Écrire Un militant et un avocat détenus dans une structure militaire

Jean-Marie Kalonji, militant du mouvement de jeunesse Quatrième voie / Il est temps, a été arrêté par des soldats le vendredi 23 juin à Kinshasa, en République démocratique du Congo (RDC). Sylva Mbikayi, son collègue et avocat, a été arrêté quelques heures plus tard, lorsqu’il a tenté de rendre visite à Jean-Marie Kalonji à l’endroit où celui-ci était détenu.

Jean-Marie Kalonji a été arrêté par des soldats au niveau d’un poste de contrôle situé à la sortie d’un camp militaire dans le quartier de Salongo (commune de Lemba) le vendredi 23 juin vers 16 h 30, alors qu’il quittait la maison de son frère. Quand il a expliqué qu’il ne pouvait pas présenter son passeport parce que ce document était dans une ambassade à laquelle il avait demandé un visa, les soldats ont remis en question sa nationalité et ont fouillé son sac, qui contenait des prospectus concernant la bourse d’études Lumumba, un programme mis en place par le mouvement de jeunesse Quatrième voie / Il est temps. Coordonnateur de ce mouvement, qui vise à défendre les droits de la jeunesse congolaise, Jean-Marie Kalonji a fait campagne pour la paix et la démocratie en RDC.

Au moment de son arrestation, Jean-Marie Kalonji était au téléphone avec une collègue, qui a entendu une partie de la conversation avec les soldats. Elle a alerté Sylva Mbikayi, un avocat qui soutient Quatrième voie / Il est temps. Lorsque Sylva Mbikayi est arrivé au camp militaire où Jean-Marie Kalonji était détenu, il a également été arrêté.

Jean-Marie Kalonji et Sylva Mbikayi ont été transférés au quartier général du service de renseignements de l’armée vers 23 heures. Selon la famille de Jean-Marie Kalonji, les deux hommes ont été soumis à des mauvais traitements par les soldats avant leur transfert. Ils sont détenus au quartier général depuis lors, sans être autorisés à entrer en contact avec leurs proches ni à consulter un avocat. Pour l’heure, ils n’ont pas été inculpés.

Jean-Marie Kalonji est un ressortissant congolais. Cela fait 20 ans que la RDC ne délivre pas de cartes d’identité à ses citoyens ; par conséquent, ceux-ci utilisent leur carte d’électeur et / ou leur passeport pour justifier leur identité.

Jean-Marie Kalonji a déjà été arrêté en décembre 2015. Il a été détenu au secret pendant quatre mois et demi par l’Agence nationale de renseignements (ANR). La société civile s’est mobilisée pendant des mois en sa faveur et il a finalement été transféré à la prison de Makala, où il a été maintenu en détention jusqu’au 27 août 2016. Il a été remis en liberté après que son nom a été inclus dans une liste de prisonniers politiques devant être libérés, alors que des mesures destinées à rétablir la confiance étaient adoptées à l’approche du dialogue national sur l’avenir politique de la RDC dirigé par l’Union africaine.

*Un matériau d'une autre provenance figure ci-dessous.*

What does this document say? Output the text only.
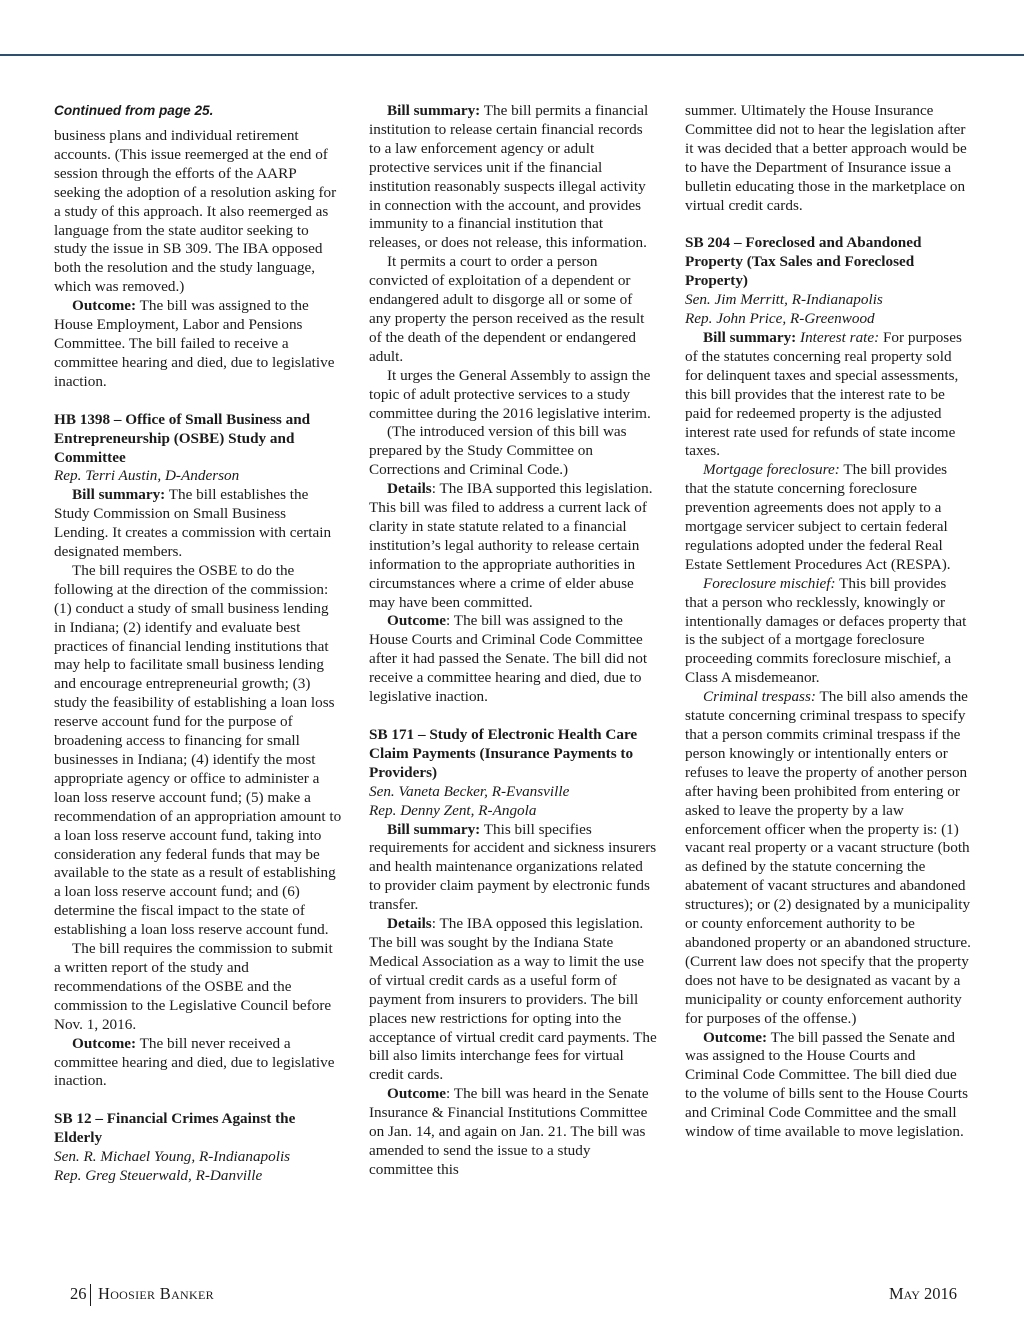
Continued from page 25.

business plans and individual retirement accounts. (This issue reemerged at the end of session through the efforts of the AARP seeking the adoption of a resolution asking for a study of this approach. It also reemerged as language from the state auditor seeking to study the issue in SB 309. The IBA opposed both the resolution and the study language, which was removed.)

Outcome: The bill was assigned to the House Employment, Labor and Pensions Committee. The bill failed to receive a committee hearing and died, due to legislative inaction.

HB 1398 – Office of Small Business and Entrepreneurship (OSBE) Study and Committee

Rep. Terri Austin, D-Anderson

Bill summary: The bill establishes the Study Commission on Small Business Lending. It creates a commission with certain designated members.

The bill requires the OSBE to do the following at the direction of the commission: (1) conduct a study of small business lending in Indiana; (2) identify and evaluate best practices of financial lending institutions that may help to facilitate small business lending and encourage entrepreneurial growth; (3) study the feasibility of establishing a loan loss reserve account fund for the purpose of broadening access to financing for small businesses in Indiana; (4) identify the most appropriate agency or office to administer a loan loss reserve account fund; (5) make a recommendation of an appropriation amount to a loan loss reserve account fund, taking into consideration any federal funds that may be available to the state as a result of establishing a loan loss reserve account fund; and (6) determine the fiscal impact to the state of establishing a loan loss reserve account fund.

The bill requires the commission to submit a written report of the study and recommendations of the OSBE and the commission to the Legislative Council before Nov. 1, 2016.

Outcome: The bill never received a committee hearing and died, due to legislative inaction.

SB 12 – Financial Crimes Against the Elderly

Sen. R. Michael Young, R-Indianapolis

Rep. Greg Steuerwald, R-Danville

Bill summary: The bill permits a financial institution to release certain financial records to a law enforcement agency or adult protective services unit if the financial institution reasonably suspects illegal activity in connection with the account, and provides immunity to a financial institution that releases, or does not release, this information.

It permits a court to order a person convicted of exploitation of a dependent or endangered adult to disgorge all or some of any property the person received as the result of the death of the dependent or endangered adult.

It urges the General Assembly to assign the topic of adult protective services to a study committee during the 2016 legislative interim.

(The introduced version of this bill was prepared by the Study Committee on Corrections and Criminal Code.)

Details: The IBA supported this legislation. This bill was filed to address a current lack of clarity in state statute related to a financial institution’s legal authority to release certain information to the appropriate authorities in circumstances where a crime of elder abuse may have been committed.

Outcome: The bill was assigned to the House Courts and Criminal Code Committee after it had passed the Senate. The bill did not receive a committee hearing and died, due to legislative inaction.

SB 171 – Study of Electronic Health Care Claim Payments (Insurance Payments to Providers)

Sen. Vaneta Becker, R-Evansville

Rep. Denny Zent, R-Angola

Bill summary: This bill specifies requirements for accident and sickness insurers and health maintenance organizations related to provider claim payment by electronic funds transfer.

Details: The IBA opposed this legislation. The bill was sought by the Indiana State Medical Association as a way to limit the use of virtual credit cards as a useful form of payment from insurers to providers. The bill places new restrictions for opting into the acceptance of virtual credit card payments. The bill also limits interchange fees for virtual credit cards.

Outcome: The bill was heard in the Senate Insurance & Financial Institutions Committee on Jan. 14, and again on Jan. 21. The bill was amended to send the issue to a study committee this

summer. Ultimately the House Insurance Committee did not to hear the legislation after it was decided that a better approach would be to have the Department of Insurance issue a bulletin educating those in the marketplace on virtual credit cards.

SB 204 – Foreclosed and Abandoned Property (Tax Sales and Foreclosed Property)

Sen. Jim Merritt, R-Indianapolis

Rep. John Price, R-Greenwood

Bill summary: Interest rate: For purposes of the statutes concerning real property sold for delinquent taxes and special assessments, this bill provides that the interest rate to be paid for redeemed property is the adjusted interest rate used for refunds of state income taxes.

Mortgage foreclosure: The bill provides that the statute concerning foreclosure prevention agreements does not apply to a mortgage servicer subject to certain federal regulations adopted under the federal Real Estate Settlement Procedures Act (RESPA).

Foreclosure mischief: This bill provides that a person who recklessly, knowingly or intentionally damages or defaces property that is the subject of a mortgage foreclosure proceeding commits foreclosure mischief, a Class A misdemeanor.

Criminal trespass: The bill also amends the statute concerning criminal trespass to specify that a person commits criminal trespass if the person knowingly or intentionally enters or refuses to leave the property of another person after having been prohibited from entering or asked to leave the property by a law enforcement officer when the property is: (1) vacant real property or a vacant structure (both as defined by the statute concerning the abatement of vacant structures and abandoned structures); or (2) designated by a municipality or county enforcement authority to be abandoned property or an abandoned structure. (Current law does not specify that the property does not have to be designated as vacant by a municipality or county enforcement authority for purposes of the offense.)

Outcome: The bill passed the Senate and was assigned to the House Courts and Criminal Code Committee. The bill died due to the volume of bills sent to the House Courts and Criminal Code Committee and the small window of time available to move legislation.

26 Hoosier Banker	May 2016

Depuis sa sortie de prison, Jean-Marie Kalonji est un membre actif de Quatrième voie / Il est temps. Ce mouvement défend les droits de la jeunesse en RDC, promeut l’éducation civique et fait participer les jeunes à des projets sociaux visant à amener des changements. En collaboration avec Congo love, une organisation qui vise à autonomiser et à éduquer la population en RDC par le biais d’activités culturelles, Quatrième voie / Il est temps a organisé des activités telles que des tournois de football à Kinshasa et des ateliers sur l’égalité entre femmes et hommes.

Dans le cadre de sa dernière initiative en date, la bourse d’études Lumumba, le mouvement sélectionnera et financera 10 étudiants afin de leur permettre de suivre des études dans un des 10 établissements (universités ou autres) sélectionnés à Kinshasa tout en contribuant à l’un des projets sociaux de Quatrième voie / Il est temps.